Well, what's obvious to one person is not always obvious to another. I'm sure that there are plenty of things that Walter thinks should be perfectly obvious which 90% of programmers would never think of. A lot of it depends on what you're experience level is and what you have experience in. In this case, it's very much like dealing with C++ iterators, so if you're used to dealing with them and when they do or don't get invalidate, then the situation with in and remove is probably quite straightforward and intuitive.

> auto c = new C();
> C[string] aa;
> aa["c"] = c;
> aa.remove("c");
> 
> I guess using c from this point is valid, but if the only reference to c was inside the aa (and we got c using `in`), using c would have been undefined..?

Using c is valid regardless. The problem is the in operator. It returns a pointer to the element inside of the AA. So, if you did

C* d = aa["c"];

then d would be a pointer to a reference to a C, and after the call to remove, the pointer is pointing to memory which may or may not be part of the AA anymore and which may or may not hold a reference to what c refers to. It's bit like doing this

int* a()
{
    int b;
    return &b;
}

though the compiler should catch this, since it's obviously wrong. In both cases, you're referring to memory which your really not supposed to be accessing anymore and may point to invalid memory. The case of the AA probably isn't as bad, since either you're pointing to memory on the GC which isn't part of the AA (but hasn't been collected, since you have a pointer to it), or you're pointing to an element in the AA which may still be the same as it was before it was removed, or it may be another element, or it may be garbage memory. You really don't know. It's undefined and therefore shouldn't be used.

I don't believe that it's ever safe to assume that the pointer returned by the in operator is still valid after the AA that it comes from has had an element added or removed.
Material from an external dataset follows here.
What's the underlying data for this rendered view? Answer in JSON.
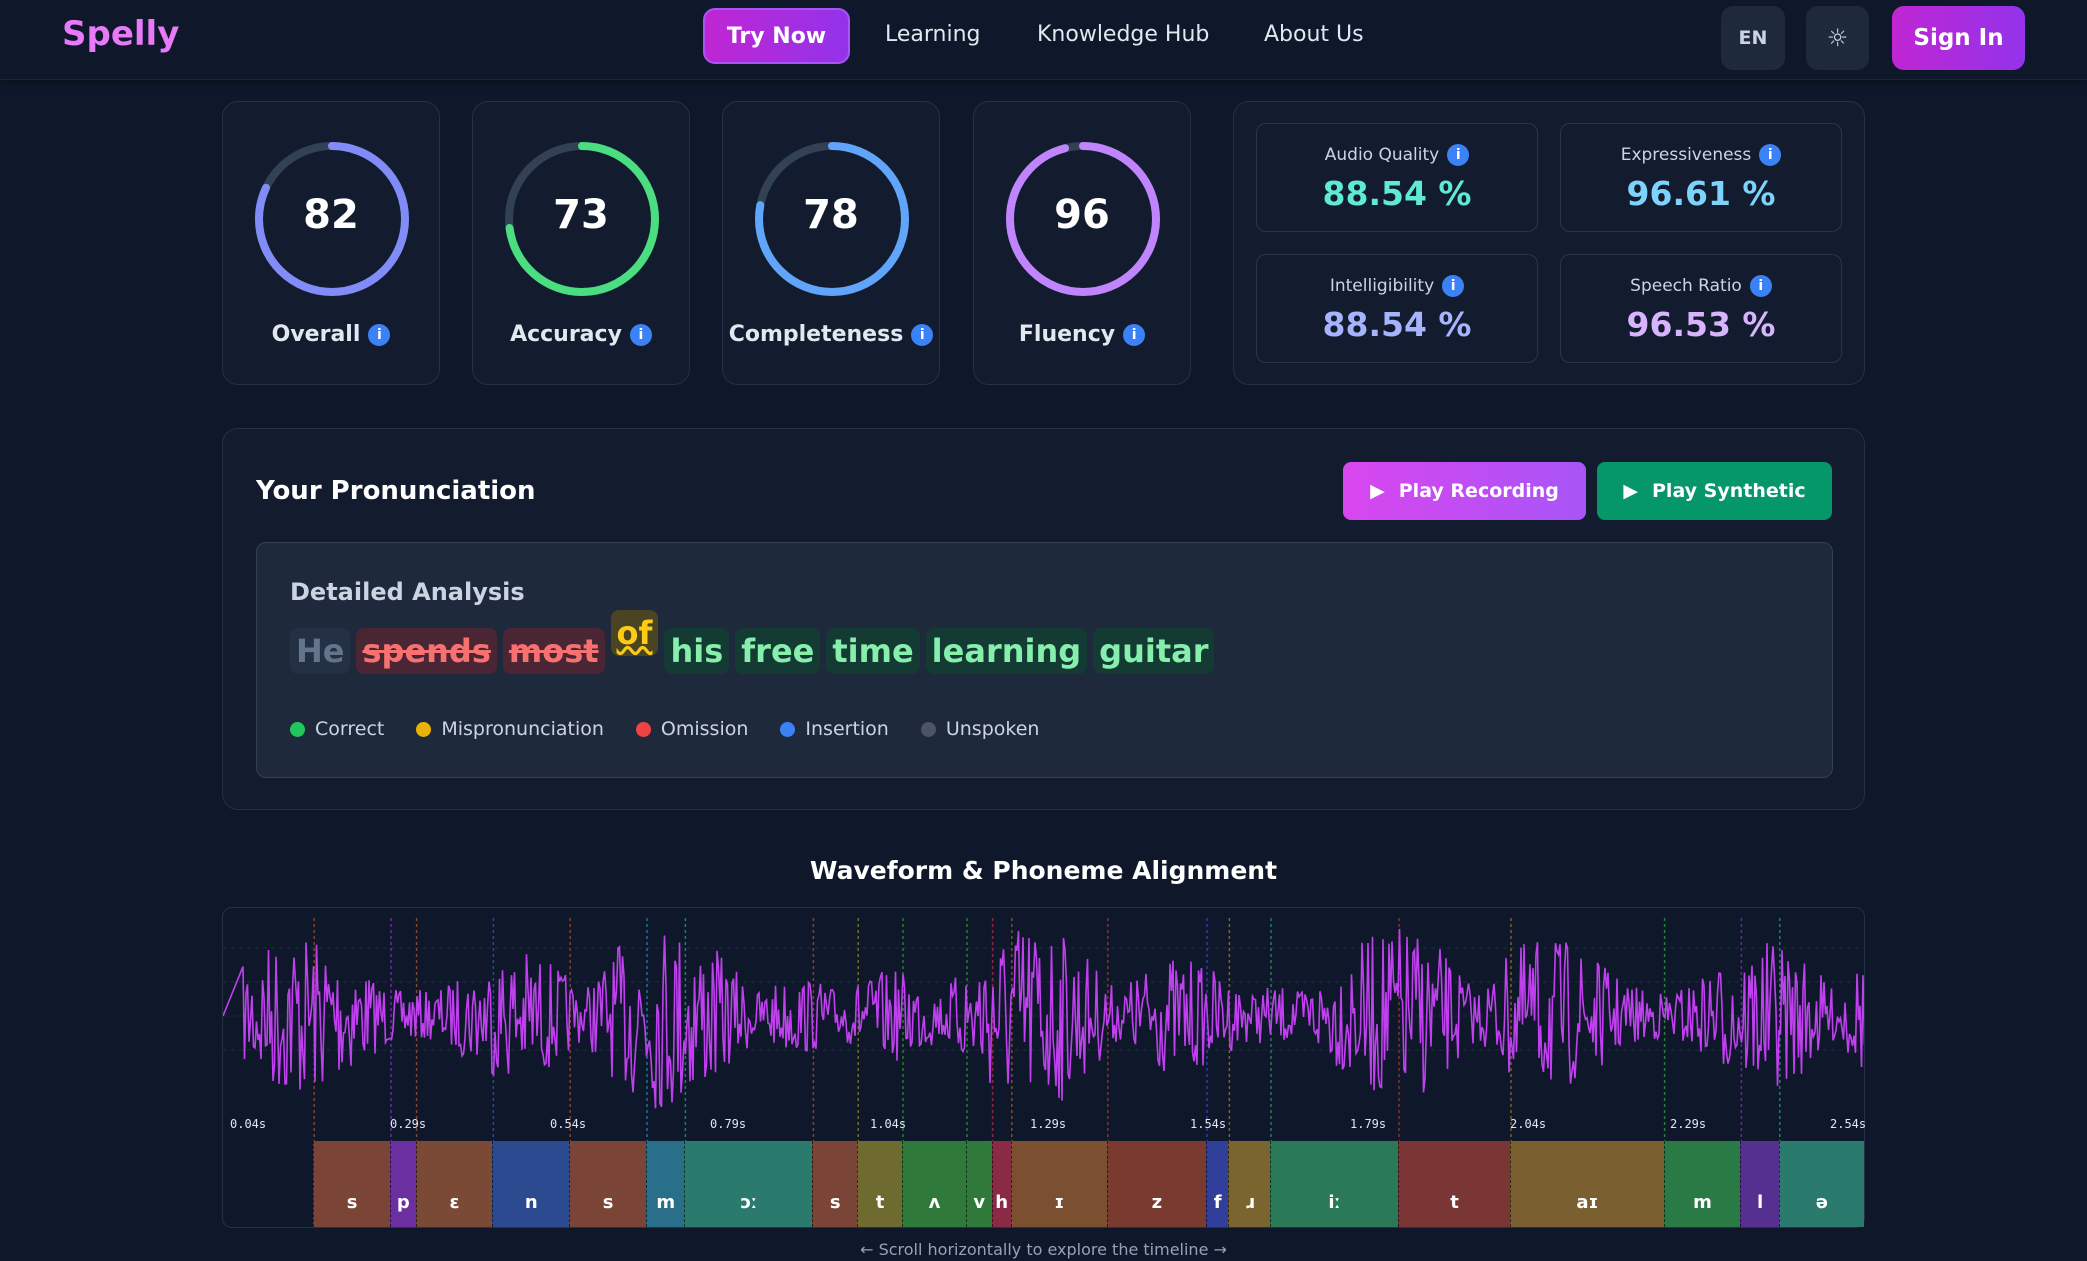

It's the same with iterators or ranges with many iterators and ranges. If they point to elements within a container, and that container is altered, they're invalidated and aren't safe to use.

So, your example is fine, because it doesn't involve the in operator, and therefore doesn't involve any pointers into the AA. It's only once you have pointers into the AA that you get into trouble.

- Jonathan M Davis

On 08.01.2012 13:49, Jonathan M Davis wrote:
> On Sunday, January 08, 2012 13:06:06 simendsjo wrote:
>> Certainly not obvious to me :)
>
> Well, what's obvious to one person is not always obvious to another. I'm sure
> that there are plenty of things that Walter thinks should be perfectly obvious
> which 90% of programmers would never think of. A lot of it depends on what
> you're experience level is and what you have experience in. In this case, it's
> very much like dealing with C++ iterators, so if you're used to dealing with
> them and when they do or don't get invalidate, then the situation with in and
> remove is probably quite straightforward and intuitive.
>
>> auto c = new C();
>> C[string] aa;
>> aa["c"] = c;
>> aa.remove("c");
>>
>> I guess using c from this point is valid, but if the only reference to c
>> was inside the aa (and we got c using `in`), using c would have been
>> undefined..?
>
> Using c is valid regardless. The problem is the in operator. It returns a
> pointer to the element inside of the AA. So, if you did
>
> C* d = aa["c"];
>
> then d would be a pointer to a reference to a C, and after the call to remove,
> the pointer is pointing to memory which may or may not be part of the AA
> anymore and which may or may not hold a reference to what c refers to. It's
> bit like doing this
>
> int* a()
> {
>      int b;
>      return&b;
> }
>
> though the compiler should catch this, since it's obviously wrong. In both
> cases, you're referring to memory which your really not supposed to be
> accessing anymore and may point to invalid memory. The case of the AA probably
> isn't as bad, since either you're pointing to memory on the GC which isn't
> part of the AA (but hasn't been collected, since you have a pointer to it), or
> you're pointing to an element in the AA which may still be the same as it was
> before it was removed, or it may be another element, or it may be garbage
> memory. You really don't know. It's undefined and therefore shouldn't be used.
>
> I don't believe that it's ever safe to assume that the pointer returned by the
> in operator is still valid after the AA that it comes from has had an element
> added or removed. It's the same with iterators or ranges with many iterators
> and ranges. If they point to elements within a container, and that container
> is altered, they're invalidated and aren't safe to use.
>
> So, your example is fine, because it doesn't involve the in operator, and
> therefore doesn't involve any pointers into the AA. It's only once you have
> pointers into the AA that you get into trouble.
>
> - Jonathan M Davis

Thanks for your clarifications.

Does this mean even this is undefined?
aa["a"] = new C();
auto c = "a" in aa;
aa["b"] = new C();
// Using c here is undefined as an element was added to aa

On Sunday, January 08, 2012 14:24:32 simendsjo wrote:
> Thanks for your clarifications.
> 
> Does this mean even this is undefined?
> aa["a"] = new C();
> auto c = "a" in aa;
> aa["b"] = new C();
> // Using c here is undefined as an element was added to aa

Yes. Depending on the current implementation of AAs and the state of aa when "b" is added to it, c could still point to exactly what it did before, or aa could have been rehashed, which could move any or all of its elements around, in which case who knows what c points to.

- Jonathan M Davis